El maridaje entre el cine y la psicología ha dado abundantes y diversos frutos a lo largo de la historia: trastornos de personalidad, alteraciones de conducta y psicopatías varias han nutrido dramas, películas de suspense, de terror… desde “El gabinete del doctor Caligari” hasta “Memento”, pasando por “Psicosis”, “Lilith” y una larga lista de que tiene en “Take shelter” uno de sus últimos ejemplos.
En esta ocasión, el fantasma que sobrevuela a su protagonista es el de la esquizofrenia, enfermedad heredada de la madre, que comienza a manifestarse mediante visiones violentas y amenazadoras. El acierto del director y guionista Jeff Nichols es el de haber dado con el tono adecuado para que la película no caiga en efectismos innecesarios ni en pirotecnias dramáticas, tan afines al género. Al contrario, “Take shelter” es un film austero tanto en el presupuesto como en el argumento. El espectador asiste al progresivo convencimiento del protagonista de que algo no funciona bien en su cabeza, traducido en un desasosiego que enrarece la pantalla, un ruido de fondo extraño que advierte que lo peor está por llegar.
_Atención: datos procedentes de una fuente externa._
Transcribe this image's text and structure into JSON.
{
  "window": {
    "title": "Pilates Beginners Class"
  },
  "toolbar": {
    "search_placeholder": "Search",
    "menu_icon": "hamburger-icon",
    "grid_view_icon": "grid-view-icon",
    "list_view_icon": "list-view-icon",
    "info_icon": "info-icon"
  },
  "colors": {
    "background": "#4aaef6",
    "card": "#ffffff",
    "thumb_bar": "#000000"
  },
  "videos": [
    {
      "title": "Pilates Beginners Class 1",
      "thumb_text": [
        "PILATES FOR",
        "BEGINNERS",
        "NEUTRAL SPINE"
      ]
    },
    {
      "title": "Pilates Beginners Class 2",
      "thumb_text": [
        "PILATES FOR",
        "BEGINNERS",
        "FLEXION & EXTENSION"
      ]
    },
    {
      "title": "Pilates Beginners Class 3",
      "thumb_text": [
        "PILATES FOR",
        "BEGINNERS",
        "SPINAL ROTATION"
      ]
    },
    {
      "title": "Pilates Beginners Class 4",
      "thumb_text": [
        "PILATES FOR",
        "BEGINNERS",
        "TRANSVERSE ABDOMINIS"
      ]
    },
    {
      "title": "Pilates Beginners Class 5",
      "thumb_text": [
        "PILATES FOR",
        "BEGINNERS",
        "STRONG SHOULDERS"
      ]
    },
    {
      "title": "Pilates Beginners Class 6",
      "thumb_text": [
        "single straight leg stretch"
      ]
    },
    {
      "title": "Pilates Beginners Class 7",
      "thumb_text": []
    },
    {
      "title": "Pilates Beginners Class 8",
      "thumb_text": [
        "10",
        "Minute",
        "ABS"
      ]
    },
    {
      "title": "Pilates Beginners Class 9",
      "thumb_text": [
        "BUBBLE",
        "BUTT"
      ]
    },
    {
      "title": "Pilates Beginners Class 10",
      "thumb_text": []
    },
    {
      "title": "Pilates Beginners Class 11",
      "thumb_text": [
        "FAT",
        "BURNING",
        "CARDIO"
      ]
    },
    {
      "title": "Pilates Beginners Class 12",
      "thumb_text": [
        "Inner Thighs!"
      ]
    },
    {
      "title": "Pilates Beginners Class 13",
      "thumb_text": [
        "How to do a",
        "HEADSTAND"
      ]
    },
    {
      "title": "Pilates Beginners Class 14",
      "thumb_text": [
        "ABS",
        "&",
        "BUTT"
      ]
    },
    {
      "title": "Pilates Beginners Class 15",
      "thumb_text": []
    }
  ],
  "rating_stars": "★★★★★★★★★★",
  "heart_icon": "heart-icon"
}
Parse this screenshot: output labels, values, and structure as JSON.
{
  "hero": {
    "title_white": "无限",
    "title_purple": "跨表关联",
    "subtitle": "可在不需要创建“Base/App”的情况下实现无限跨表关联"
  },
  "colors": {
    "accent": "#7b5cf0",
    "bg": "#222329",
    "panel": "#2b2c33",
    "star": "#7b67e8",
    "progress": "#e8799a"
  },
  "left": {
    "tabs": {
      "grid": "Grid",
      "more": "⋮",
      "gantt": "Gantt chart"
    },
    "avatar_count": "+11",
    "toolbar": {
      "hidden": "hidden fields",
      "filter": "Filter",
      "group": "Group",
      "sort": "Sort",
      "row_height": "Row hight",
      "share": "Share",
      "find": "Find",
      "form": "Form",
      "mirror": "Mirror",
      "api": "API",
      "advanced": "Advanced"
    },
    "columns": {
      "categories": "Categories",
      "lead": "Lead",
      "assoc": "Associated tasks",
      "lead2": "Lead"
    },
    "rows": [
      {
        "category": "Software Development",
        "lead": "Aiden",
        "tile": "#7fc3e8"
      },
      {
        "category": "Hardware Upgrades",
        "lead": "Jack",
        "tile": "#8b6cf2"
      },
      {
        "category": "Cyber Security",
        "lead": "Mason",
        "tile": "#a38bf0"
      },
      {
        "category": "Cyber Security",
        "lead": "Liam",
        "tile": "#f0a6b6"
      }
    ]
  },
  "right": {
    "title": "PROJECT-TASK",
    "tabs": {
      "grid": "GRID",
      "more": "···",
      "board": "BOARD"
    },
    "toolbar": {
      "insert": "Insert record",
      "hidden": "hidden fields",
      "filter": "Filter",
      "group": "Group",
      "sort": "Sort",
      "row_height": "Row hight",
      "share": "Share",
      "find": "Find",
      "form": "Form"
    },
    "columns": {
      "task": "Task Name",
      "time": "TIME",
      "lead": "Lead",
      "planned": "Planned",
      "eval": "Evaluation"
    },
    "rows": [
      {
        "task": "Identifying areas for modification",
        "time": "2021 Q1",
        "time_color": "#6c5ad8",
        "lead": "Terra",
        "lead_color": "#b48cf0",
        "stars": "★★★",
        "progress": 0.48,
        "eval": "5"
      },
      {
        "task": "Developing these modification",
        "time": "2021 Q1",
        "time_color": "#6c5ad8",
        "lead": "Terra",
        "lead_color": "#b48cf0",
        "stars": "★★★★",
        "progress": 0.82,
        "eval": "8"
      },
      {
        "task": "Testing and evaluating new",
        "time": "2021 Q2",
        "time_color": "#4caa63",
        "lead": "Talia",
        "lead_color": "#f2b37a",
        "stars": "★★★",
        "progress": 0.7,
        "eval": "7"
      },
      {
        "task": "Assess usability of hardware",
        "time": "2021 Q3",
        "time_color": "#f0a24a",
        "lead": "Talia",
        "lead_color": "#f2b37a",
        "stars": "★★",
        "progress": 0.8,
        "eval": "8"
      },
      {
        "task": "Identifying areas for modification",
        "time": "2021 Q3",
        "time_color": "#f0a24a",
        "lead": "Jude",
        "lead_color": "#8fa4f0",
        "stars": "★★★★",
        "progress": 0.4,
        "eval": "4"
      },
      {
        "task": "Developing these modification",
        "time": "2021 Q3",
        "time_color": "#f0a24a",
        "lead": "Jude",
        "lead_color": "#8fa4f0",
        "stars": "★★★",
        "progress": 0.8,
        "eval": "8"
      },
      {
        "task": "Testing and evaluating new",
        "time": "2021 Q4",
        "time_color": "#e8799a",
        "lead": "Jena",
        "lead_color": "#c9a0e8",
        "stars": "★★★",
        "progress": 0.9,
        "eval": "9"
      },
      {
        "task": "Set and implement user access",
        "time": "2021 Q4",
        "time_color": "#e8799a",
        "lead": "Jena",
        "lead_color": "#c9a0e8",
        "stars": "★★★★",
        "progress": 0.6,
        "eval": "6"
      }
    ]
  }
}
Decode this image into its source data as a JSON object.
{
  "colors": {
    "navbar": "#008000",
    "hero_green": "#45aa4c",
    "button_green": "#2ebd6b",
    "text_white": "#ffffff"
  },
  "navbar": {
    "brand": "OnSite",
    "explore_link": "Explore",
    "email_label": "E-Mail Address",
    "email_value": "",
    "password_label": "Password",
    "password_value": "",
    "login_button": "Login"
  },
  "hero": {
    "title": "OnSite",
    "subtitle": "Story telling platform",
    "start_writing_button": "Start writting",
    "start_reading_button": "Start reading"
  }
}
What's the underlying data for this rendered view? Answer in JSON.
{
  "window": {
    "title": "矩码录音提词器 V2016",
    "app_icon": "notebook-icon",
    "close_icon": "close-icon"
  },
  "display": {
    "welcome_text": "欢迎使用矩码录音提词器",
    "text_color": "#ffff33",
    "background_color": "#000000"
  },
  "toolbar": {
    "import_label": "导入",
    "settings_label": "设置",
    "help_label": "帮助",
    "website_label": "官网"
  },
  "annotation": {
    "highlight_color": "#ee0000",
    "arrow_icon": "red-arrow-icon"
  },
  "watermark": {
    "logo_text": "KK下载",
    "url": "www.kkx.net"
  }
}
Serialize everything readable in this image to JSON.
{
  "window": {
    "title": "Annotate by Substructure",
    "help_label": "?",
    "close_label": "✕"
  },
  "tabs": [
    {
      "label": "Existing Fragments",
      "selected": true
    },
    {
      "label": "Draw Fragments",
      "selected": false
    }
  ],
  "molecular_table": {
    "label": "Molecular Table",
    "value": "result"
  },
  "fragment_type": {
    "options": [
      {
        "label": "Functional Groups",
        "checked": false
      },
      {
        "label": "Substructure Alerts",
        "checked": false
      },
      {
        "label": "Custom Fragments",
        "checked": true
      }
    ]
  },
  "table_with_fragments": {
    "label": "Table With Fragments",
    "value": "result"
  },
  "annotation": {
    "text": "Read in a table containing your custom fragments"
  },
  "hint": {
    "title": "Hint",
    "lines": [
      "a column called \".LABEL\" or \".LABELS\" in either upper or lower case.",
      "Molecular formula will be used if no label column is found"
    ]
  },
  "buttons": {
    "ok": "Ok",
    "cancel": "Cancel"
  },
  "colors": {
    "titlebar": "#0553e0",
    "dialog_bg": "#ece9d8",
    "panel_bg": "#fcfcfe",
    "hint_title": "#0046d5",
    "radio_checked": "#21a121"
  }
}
“Take shelter” funciona también como el retrato de esa América de los suburbios con dificultades para llegar a fin de mes y cuyas inquietudes se resuelven en torno a una cerveza después del trabajo. En ese aspecto, Nichols elabora una eficaz estampa costumbrista que da credibilidad a la historia, algo a lo que sin duda contribuyen las exigentes y magníficas interpretaciones de Michael Shannon y Jessica Chastain, dando vida al matrimonio protagonista. Ellos encarnan con convicción el lado más humano de una enfermedad a menudo estereotipada en el cine, y que aquí se refleja con una mesura no exenta de ambigüedades. Porque Nichols se reserva en la manga un as que trastoca toda la película justo en la última escena, tras un engañoso final que no desvelaré para no ganarme nuevos enemigos. La sensación al salir del cine es de sorpresa, de haber presenciado un ingenioso truco que desmonta todo lo visto anteriormente reportando una satisfacción malsana, pero satisfacción al fin y al cabo.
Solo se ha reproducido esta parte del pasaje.